Cooking German Once Again

In addition to sampling the Hop Whore this past weekend, I also did some cooking. I decided to return to my exploration of German cooking and made Graupeneintopf (Baked Barley Casserole) and Apfelbettelmann (Beggarman's Apple).

Since Becca and Stevie would be eating with The Dulcinea and me, I whipped us some appetizers. I bought a small jar of pickled herring, boiled some shrimp & made cocktail sauce, and made some Kase "mit Musik" (Cheese "with Music").



To make the Kase "mit Musik", I started by marinating some Swiss cheese in olive oil, vinegar, and pepper. The slices sat in the frig for a few hours before being patted down a bit and put on a plate. Technically you should use big slices of cheese that fit on a slice of bread and eat with a knife & fork but I had smaller pieces of cheese and a mini-loaf of cocktail pumpernickel bread suitable for fingers.



Here's how to eat it:

1) Butter a slice of pumpernickel.
2) Lay a slice of cheese atop the bread.
3) Sprinkle some minced onion on the cheese.
4) Eat.

As I prepped the Graupeneintopf, I found that we were out of salt so I had to grind up some really coarse sea salt that I had in my mortar & pestle. Graupeneintopf is a very simple dish. First you saute some finely diced onion and celery in butter. I deviated a little bit and used half butter and half lard. Then you add your meat of choice. In this case, it was ground beef.

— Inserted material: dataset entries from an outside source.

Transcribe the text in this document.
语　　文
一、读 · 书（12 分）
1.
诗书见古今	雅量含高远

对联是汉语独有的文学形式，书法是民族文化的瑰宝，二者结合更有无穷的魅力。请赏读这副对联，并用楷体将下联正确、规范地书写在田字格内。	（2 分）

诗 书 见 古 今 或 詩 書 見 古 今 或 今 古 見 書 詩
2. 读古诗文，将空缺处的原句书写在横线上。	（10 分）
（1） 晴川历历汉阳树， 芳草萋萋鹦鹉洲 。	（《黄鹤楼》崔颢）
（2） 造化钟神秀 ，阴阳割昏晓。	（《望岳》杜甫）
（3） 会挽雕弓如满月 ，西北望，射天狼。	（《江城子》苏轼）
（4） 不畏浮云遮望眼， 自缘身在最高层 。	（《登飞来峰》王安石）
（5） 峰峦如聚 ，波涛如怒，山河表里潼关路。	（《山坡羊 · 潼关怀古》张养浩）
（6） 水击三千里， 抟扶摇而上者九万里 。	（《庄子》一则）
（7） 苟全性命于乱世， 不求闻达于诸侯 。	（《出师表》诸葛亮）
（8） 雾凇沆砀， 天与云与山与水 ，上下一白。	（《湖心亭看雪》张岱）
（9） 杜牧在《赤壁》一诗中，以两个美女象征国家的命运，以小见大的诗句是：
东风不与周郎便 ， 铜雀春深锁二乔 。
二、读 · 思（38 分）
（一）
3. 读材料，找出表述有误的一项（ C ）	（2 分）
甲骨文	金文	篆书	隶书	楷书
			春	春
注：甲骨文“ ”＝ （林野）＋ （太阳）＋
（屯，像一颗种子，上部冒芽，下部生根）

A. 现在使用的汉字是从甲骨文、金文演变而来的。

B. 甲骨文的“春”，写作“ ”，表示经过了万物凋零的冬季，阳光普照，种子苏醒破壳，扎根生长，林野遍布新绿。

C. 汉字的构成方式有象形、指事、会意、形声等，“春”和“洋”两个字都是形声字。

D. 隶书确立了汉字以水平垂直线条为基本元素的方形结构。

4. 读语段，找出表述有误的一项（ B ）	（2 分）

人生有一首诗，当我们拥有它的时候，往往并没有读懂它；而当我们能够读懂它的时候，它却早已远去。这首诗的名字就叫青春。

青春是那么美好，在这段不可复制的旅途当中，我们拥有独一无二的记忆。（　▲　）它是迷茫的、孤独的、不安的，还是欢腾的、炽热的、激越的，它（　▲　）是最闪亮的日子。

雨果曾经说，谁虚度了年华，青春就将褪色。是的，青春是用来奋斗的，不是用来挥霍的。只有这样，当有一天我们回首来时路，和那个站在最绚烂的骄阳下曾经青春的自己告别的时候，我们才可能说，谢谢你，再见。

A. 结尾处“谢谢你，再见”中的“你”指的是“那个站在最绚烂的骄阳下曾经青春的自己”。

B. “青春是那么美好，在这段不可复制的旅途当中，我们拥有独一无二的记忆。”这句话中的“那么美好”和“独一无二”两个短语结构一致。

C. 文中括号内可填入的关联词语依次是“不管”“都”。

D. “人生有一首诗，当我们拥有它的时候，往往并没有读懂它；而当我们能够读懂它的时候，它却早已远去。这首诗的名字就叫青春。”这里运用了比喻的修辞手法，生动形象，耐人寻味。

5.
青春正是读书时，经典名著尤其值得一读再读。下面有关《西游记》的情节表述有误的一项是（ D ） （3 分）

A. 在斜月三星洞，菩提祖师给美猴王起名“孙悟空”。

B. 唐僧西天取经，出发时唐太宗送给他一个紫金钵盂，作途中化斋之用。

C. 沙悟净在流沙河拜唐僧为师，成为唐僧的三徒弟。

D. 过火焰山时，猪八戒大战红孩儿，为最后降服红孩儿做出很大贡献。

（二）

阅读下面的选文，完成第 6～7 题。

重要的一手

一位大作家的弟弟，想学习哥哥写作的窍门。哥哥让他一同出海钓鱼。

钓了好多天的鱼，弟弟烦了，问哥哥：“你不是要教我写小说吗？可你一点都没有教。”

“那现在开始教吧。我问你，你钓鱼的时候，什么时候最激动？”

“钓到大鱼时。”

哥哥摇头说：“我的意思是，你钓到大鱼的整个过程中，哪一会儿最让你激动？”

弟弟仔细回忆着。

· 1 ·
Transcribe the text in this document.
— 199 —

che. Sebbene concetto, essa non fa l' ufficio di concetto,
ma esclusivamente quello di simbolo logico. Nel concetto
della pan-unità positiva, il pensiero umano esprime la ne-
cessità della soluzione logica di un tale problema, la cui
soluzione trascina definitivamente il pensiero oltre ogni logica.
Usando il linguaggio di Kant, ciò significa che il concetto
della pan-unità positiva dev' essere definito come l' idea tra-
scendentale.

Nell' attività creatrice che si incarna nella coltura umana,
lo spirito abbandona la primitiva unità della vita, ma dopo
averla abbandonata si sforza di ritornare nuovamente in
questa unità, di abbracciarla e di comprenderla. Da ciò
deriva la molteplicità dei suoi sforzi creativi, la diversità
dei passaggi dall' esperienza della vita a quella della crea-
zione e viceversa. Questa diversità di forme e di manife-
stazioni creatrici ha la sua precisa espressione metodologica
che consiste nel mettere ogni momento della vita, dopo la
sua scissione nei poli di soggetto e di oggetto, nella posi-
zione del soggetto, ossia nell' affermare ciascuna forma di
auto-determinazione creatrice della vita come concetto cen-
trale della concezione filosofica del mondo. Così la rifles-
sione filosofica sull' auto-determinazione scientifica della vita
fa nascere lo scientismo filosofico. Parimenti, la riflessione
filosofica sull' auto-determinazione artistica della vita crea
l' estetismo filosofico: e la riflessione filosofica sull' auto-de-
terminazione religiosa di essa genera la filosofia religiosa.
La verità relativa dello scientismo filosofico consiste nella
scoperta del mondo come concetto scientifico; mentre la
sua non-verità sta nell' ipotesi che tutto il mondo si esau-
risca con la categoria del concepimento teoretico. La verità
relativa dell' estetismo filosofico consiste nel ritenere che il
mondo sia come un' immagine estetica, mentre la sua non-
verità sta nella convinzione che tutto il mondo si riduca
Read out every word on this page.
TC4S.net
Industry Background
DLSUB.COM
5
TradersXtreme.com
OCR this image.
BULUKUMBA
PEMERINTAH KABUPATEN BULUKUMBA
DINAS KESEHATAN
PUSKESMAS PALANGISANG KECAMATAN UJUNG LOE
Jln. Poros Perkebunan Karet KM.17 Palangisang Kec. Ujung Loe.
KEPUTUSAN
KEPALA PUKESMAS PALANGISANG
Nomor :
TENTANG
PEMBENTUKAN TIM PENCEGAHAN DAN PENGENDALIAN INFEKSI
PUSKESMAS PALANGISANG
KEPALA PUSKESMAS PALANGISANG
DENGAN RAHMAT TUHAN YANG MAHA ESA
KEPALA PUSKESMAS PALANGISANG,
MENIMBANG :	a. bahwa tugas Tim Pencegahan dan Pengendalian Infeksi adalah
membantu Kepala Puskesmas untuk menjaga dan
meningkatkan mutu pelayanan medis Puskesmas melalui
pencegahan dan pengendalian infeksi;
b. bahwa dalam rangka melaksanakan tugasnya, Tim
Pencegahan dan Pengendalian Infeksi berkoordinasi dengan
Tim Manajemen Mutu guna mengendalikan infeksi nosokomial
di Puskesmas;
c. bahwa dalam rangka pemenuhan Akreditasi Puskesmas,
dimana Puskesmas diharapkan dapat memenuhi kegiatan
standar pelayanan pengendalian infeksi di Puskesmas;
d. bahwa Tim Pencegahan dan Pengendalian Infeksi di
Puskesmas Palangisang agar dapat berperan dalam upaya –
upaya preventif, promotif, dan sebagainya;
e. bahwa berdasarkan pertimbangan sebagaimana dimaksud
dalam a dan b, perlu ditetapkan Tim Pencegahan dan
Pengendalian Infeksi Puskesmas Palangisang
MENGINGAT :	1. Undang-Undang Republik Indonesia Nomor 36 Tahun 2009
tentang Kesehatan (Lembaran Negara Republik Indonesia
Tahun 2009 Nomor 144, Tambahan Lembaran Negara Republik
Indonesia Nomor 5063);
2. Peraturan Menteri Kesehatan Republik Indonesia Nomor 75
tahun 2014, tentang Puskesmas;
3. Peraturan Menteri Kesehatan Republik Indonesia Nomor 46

Let the beef cooking a few minutes and throw in your barley, a few cups of stock, and some tomato puree. Season. Then throw in the oven. It'll dry up on ya so I added more stock after about 45 mintues. This is what I got in the end:



It's not a fancy dish, by any means, but it was a good hearty meal on a chilly fall day. Oh, and I fried up some spuds.



Then there was the Apfelbettelmann for dessert. It's akin to apple crisp but, instead of oats, there's pumpernickel bread crumbs. Since these were unavailable at Woodman's, I made them myself. They formed the crust along with sugar, and booze. So you layer things in the pan: crust, apple slices, rum-soaked raisins, and then grapes. Once all the strata are in place, I threw a generous number of bits of butter on top and threw it into the oven.



And here's the final product, two-thirds eaten.



With the weather turning, I look forward to huddling 'round the hearth more often.